The RIAA, MPAA, BPI, IFPI, NVPA - and all other acronyms of recording industry bodies that are lobbying governments – are right to focus on bringing their respective local legislative and judicial frameworks up to date. However it is crucial that a balance is struck The emphasis should be on establishing this bedrock upon which new service and product innovation can flourish, rather than simply trying to stem the digital tide King Canute-like.
Spain’s piracy problem appears to be testing content owner’s patience. Sony Pictures’ chairman Michael Lynton was reported yesterday as saying "People are downloading movies in such large quantities that Spain is on the brink of no longer being a viable home entertainment market for us."
Spain has long been the content piracy hub of Europe, both online and offline. Online music file sharing stands at over 30%, that’s more than double the European average. Movie and TV file sharing in Spain are both more than three times the European average. It is no coincidence that during the Spanish recorded music industry lost half its value last decade.

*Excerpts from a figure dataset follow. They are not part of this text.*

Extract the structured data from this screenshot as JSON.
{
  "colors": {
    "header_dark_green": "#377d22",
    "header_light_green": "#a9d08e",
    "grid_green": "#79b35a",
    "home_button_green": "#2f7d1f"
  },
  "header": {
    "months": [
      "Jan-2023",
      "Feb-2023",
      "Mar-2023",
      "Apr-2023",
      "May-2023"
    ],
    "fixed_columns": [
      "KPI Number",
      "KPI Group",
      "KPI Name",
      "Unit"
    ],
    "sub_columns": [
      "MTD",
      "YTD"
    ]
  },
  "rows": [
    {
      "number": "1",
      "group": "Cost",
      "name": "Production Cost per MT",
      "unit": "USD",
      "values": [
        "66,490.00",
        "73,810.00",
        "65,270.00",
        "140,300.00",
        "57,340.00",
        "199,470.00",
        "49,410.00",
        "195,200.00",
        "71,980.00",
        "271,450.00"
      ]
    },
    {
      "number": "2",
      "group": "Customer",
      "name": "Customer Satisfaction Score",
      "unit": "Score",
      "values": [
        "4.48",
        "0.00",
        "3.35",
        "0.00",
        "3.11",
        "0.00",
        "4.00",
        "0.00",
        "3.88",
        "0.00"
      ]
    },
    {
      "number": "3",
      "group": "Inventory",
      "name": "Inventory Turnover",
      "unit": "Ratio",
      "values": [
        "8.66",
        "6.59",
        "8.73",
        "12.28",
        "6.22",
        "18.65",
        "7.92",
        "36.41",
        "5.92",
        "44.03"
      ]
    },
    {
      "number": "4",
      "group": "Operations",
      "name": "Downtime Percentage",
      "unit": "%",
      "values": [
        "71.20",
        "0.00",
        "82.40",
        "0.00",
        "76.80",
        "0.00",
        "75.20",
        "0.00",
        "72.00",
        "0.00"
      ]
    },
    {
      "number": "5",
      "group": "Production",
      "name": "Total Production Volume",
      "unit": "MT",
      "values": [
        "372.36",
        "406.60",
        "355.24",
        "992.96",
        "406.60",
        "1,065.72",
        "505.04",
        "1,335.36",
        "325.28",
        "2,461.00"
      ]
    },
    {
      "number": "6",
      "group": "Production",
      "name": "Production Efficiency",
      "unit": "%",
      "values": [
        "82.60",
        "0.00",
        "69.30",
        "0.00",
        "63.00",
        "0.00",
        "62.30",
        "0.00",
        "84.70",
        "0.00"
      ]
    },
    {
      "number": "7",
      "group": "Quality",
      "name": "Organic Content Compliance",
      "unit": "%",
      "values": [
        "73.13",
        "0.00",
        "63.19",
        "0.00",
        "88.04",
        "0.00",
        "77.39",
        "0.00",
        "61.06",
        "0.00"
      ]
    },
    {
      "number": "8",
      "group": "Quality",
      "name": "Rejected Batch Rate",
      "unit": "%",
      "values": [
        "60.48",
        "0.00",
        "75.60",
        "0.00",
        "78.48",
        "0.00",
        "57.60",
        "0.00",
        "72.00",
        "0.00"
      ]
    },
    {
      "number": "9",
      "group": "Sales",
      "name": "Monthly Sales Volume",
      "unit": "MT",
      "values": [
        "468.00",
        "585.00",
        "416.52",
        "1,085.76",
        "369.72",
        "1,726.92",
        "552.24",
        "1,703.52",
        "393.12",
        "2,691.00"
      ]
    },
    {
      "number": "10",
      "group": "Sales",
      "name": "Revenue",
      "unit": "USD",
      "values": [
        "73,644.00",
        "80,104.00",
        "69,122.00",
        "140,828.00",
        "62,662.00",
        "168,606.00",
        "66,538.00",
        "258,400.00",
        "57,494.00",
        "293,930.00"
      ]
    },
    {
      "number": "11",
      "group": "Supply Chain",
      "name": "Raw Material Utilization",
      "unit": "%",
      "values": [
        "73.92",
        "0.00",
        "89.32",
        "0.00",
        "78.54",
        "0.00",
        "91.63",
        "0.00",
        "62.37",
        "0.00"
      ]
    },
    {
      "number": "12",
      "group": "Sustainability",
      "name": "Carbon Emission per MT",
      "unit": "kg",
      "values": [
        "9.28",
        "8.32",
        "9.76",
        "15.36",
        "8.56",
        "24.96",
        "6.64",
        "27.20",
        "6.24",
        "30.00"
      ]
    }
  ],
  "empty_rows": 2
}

But that doesn’t justify Mr Lynton’s position. Like it loathe it (and if you’re a content owner it’s probably the latter) Spain is the shape of things to come. By that I don’t mean everyone is going to become a BitTorrent user, but consumers’ relationships with content is changing irrevocably. They increasingly just expect content to be there, and – also in growing numbers – don’t expect to pay a per unit fee for it. This is the Media Meltdown.
Instead of creating some sort of creative trade blockade around Spain – which of course will just force more Spaniards on to P2P networks to find Sony content – Sony and other content partners should invest their time and efforts instead on making Spain a test bed for content monetization models in the digital age.